Adams sorriu, ligeiramente.
— Mas não aconteceu nada, Marat. E isto, naturalmente, é o que importa. Aliás, é
verdade o que eu ouvi falar sobre vocês, apaixonados pelo caça submarina? Vocês não se
dão por vencidos, até finalmente pegar o peixe em questão...?
“Ah!”, pensou Marat. “Finalmente!”
— Hum! — resmungou ele.
— Bem... — disse Adams, lentamente — então dê um jeito para conseguir que
tenha este monstro marinho diante do seu arpão, antes que um outro venha e o mate no
seu lugar!
Jean-Pierre Marat fez uma cara como se não estivesse entendendo nada.
— Mas isso não é possível, sir! Eu tenho uma missão e também não posso pedir de
meu sócio, assim, sem mais nem menos, que ele sacrifique o seu tempo livre, só para que
eu possa ir à caça submarina.
— E para que, afinal? — perguntou Adams. — Eu vou alugar o barco, e nós dois
saímos para a pescaria.
Marat sacudiu a cabeça novamente.
— Eu não posso assumir essa responsabilidade, sir. O senhor sabe que eu tenho que
abandonar o barco, para caçar o Lamprotoxus de forma convencional. E eu não gostaria
de deixá-lo para trás novamente, sozinho. Isso nem sempre pode dar certo.
O Ministro das Finanças fez de conta que estava refletindo tensamente.
— Sabe de uma coisa? — perguntou ele depois de alguns minutos. — O senhor me
explica o controle manual da manobragem mais uma vez. Eu sempre fui conhecido por
minha facilidade de aprender as coisas. Desta vez eu aprendo, com toda certeza, como
manobrar o submarino sozinho.
Marat sacudiu a cabeça.
— Se o senhor acha...? — respondeu ele finalmente, mas ainda hesitante.

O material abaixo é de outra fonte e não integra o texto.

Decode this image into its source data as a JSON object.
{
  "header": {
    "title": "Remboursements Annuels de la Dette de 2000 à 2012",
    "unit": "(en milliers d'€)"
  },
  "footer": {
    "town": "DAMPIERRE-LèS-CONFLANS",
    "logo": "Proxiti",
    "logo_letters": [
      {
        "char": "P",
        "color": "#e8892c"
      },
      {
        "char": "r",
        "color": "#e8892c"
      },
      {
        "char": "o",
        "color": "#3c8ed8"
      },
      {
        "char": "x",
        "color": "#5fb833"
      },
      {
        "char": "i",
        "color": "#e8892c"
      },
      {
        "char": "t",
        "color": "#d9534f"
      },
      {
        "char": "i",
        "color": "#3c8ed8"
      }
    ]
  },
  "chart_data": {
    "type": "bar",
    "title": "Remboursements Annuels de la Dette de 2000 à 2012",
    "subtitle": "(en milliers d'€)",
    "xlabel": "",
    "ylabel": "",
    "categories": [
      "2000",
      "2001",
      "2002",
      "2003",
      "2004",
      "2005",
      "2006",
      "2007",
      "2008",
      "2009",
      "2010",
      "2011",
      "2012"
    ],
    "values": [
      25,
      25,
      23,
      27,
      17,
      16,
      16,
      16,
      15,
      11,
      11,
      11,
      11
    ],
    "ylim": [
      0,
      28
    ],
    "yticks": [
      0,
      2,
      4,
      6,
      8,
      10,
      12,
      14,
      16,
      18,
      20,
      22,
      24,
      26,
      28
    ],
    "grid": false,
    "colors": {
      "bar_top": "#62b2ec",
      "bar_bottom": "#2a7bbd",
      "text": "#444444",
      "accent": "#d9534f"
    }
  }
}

Adams levantou-se sem maiores comentários. Dirigiu-se diretamente para a porta
do apartamento. No corredor, escolheu o elevador antigravitacional que ia dar no
“convés” inferior.
Dez minutos mais tarde os dois homens estavam de pé diante do guichê de aluguel
de submarinos-esporte. O robô-bilheteiro, correspondentemente programado por Roger
McKay, entregou a Adams a chave para o bunker dos barcos, no qual estava o submarino
com o qual eles haviam saído da primeira vez.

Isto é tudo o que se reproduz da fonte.